When parents don’t know what’s in their child’s vaccines

Children who received the hepatitis A vaccine and the measles and mumps vaccines before age six have a lower risk of developing autism than children who received them later in life, according to a new study published online in Pediatrics.

The study found that children who had received the two childhood vaccines before birth had a reduced risk of autism spectrum disorder (ASD) and also had a lower incidence of ASD, as measured by the Autism Diagnostic Observation Schedule (ADOS).

The findings raise concerns about whether the two vaccines are safe and effective, particularly for children who may not receive the MMR vaccine, a booster shot to which most of the children who are born with autism are exposed.

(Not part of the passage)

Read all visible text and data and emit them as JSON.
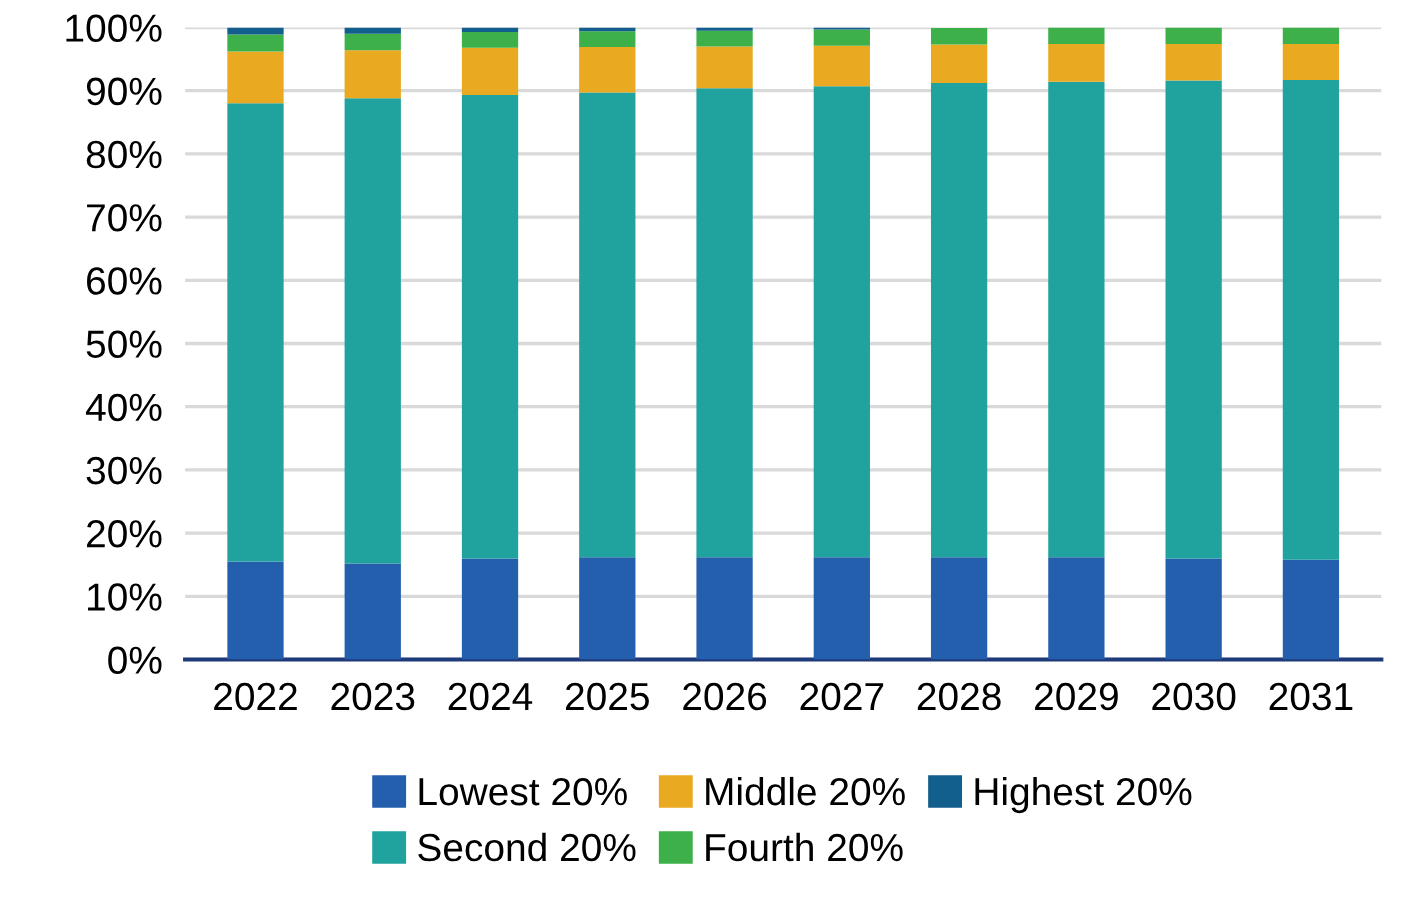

“This study shows that parents can get information about the safety and effectiveness of the vaccines, and the children should get the MMR,” said Dr. Michael F. Guglielmi, who led the study.

Dr. Gugaelmi is a professor of pediatrics and pediatrics at Boston Children’s Hospital and a member of the National Institutes of Health’s National Institute of Neurological Disorders and Stroke (NINDS).

Dr, Michael Gugaelsi, a professor at Boston Childs Hospital, and a co-author of the study, examine the effectiveness of childhood vaccines on children with autism spectrum disorders (ASDs) and autism.